But like flora, content can die or live on to create great impressions.  

In choosing content, like your flower selections, there are some fundamental considerations as you plan, design and deliver the product. Some flowers are extremely durable and easily accessible. I personally can’t stand any variety of chrysanthemums – “mums” for short. Their colors are brassy oranges and yellows and their tight blooms are so uniform as to be boring. They last forever and appear to be indestructible. No wonder they are a favorite for commercial real estate landscapers. I will admit to having kicked a few on my way out of a building on a bad day. Ah, but the spider mum is the exception. Its color is less vulgar, its petals quite pointed and distinguishable – but its lifespan is half that of its more pedestrian cousin. My dad always bought a single white spider mum for me when he’d take me to the Thanksgiving Day football game at White Plains High. We sat in the bleachers with his high school buddies; doctors, lawyers, and chiefs of industry now, their temples as white as the flower pinned to my lapel. But ah, the tradition and the memories that one flower represents still.

Consider this when choosing your flora ingredients.

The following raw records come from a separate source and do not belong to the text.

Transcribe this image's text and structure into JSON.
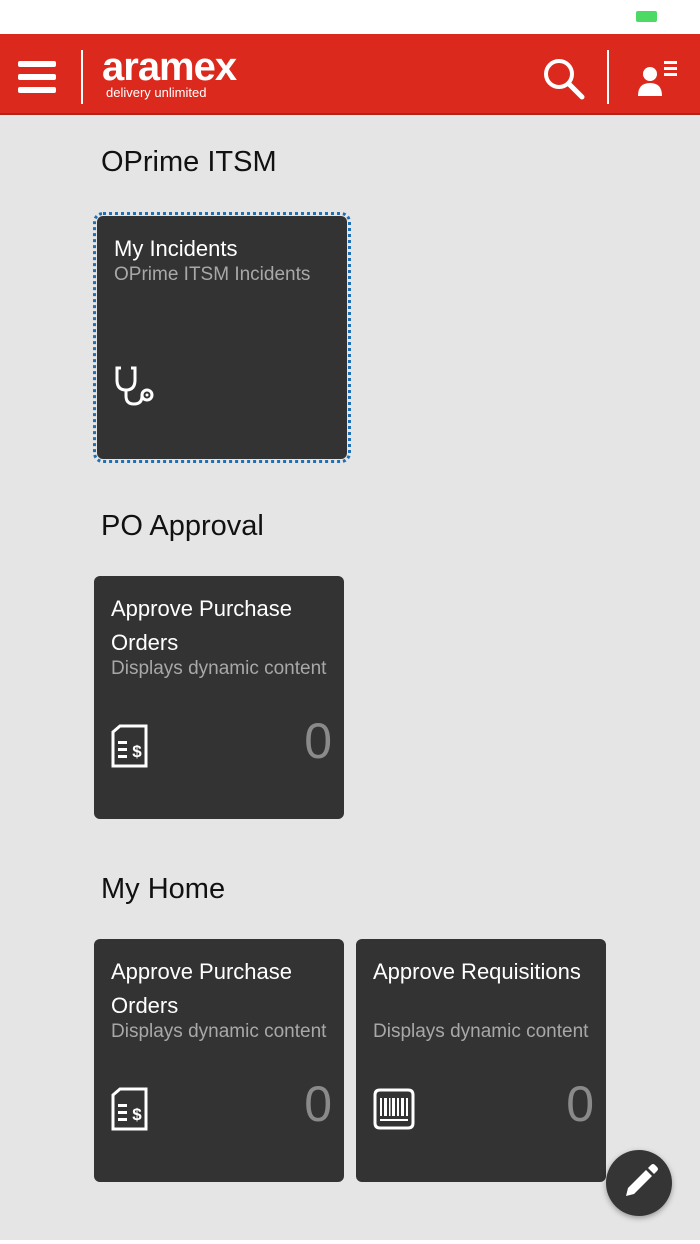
{
  "header": {
    "logo_word": "aramex",
    "logo_tagline": "delivery unlimited",
    "menu_icon": "hamburger-menu-icon",
    "search_icon": "search-icon",
    "user_icon": "user-menu-icon",
    "brand_color": "#dc291e"
  },
  "groups": [
    {
      "title": "OPrime ITSM",
      "tiles": [
        {
          "title": "My Incidents",
          "subtitle": "OPrime ITSM Incidents",
          "icon": "stethoscope-icon"
        }
      ]
    },
    {
      "title": "PO Approval",
      "tiles": [
        {
          "title": "Approve Purchase Orders",
          "subtitle": "Displays dynamic content",
          "icon": "invoice-dollar-icon",
          "count": "0"
        }
      ]
    },
    {
      "title": "My Home",
      "tiles": [
        {
          "title": "Approve Purchase Orders",
          "subtitle": "Displays dynamic content",
          "icon": "invoice-dollar-icon",
          "count": "0"
        },
        {
          "title": "Approve Requisitions",
          "subtitle": "Displays dynamic content",
          "icon": "barcode-icon",
          "count": "0"
        }
      ]
    }
  ],
  "fab": {
    "icon": "edit-pencil-icon"
  },
  "colors": {
    "tile_bg": "#333333",
    "page_bg": "#e5e5e5",
    "status_battery": "#4cd964"
  }
}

Marketing content and flowers come at a price. The exotic varieties might require longer cultivation or a worldwide search. The common carnation is a commodity compared to the orchid. But the orchid makes quite a statement. Some have little faces that look exactly like primates and suggest some primordial species cross-over – a curation of epic proportions.  Content, like flowers come in all shapes, colors, sizes and textures. Do you go with a huge display of red roses – with an accepted and easily understood message, or take a chance on that single apricot rose set against an ancient gnarled vine of sea grape that will define you, once you define it? The precious, exotic hybrids convey you’re unique. They have stopping power in the crowded shop. Head-turners, but pricey and perishable. Many flowers are seasonal and certainly vary in value based on geography. The hibiscus is a hedge in the Caribbean and a pampered house plant in a New York penthouse.

And then there are weeds…

On-line search terms are the weeds of content marketing – easily seen, literally everywhere, constantly proliferating – even sprouting from brick and mortar where no one would think they could find nourishment.  But when your gardening is time-constrained, and grass is the enemy, you might selectively weed, leaving the great sprawling comfrey and powerful burdock as ground cover. Some content creates the backdrop for more showy and colorful specimens.

…and seeds

If you’re lost in the analogy, just remember this. Great marketing content is a renewable asset. Create it with care. Nurture it. Spread it around like Johnny Appleseed with a good cause as your guide. Be ready to trim it back or replant each season. Choose the focal point of your arrangements commensurate with the statement you’re trying to make. Be brave, but behave. Some plants are carnivorous and some cause a nasty rash.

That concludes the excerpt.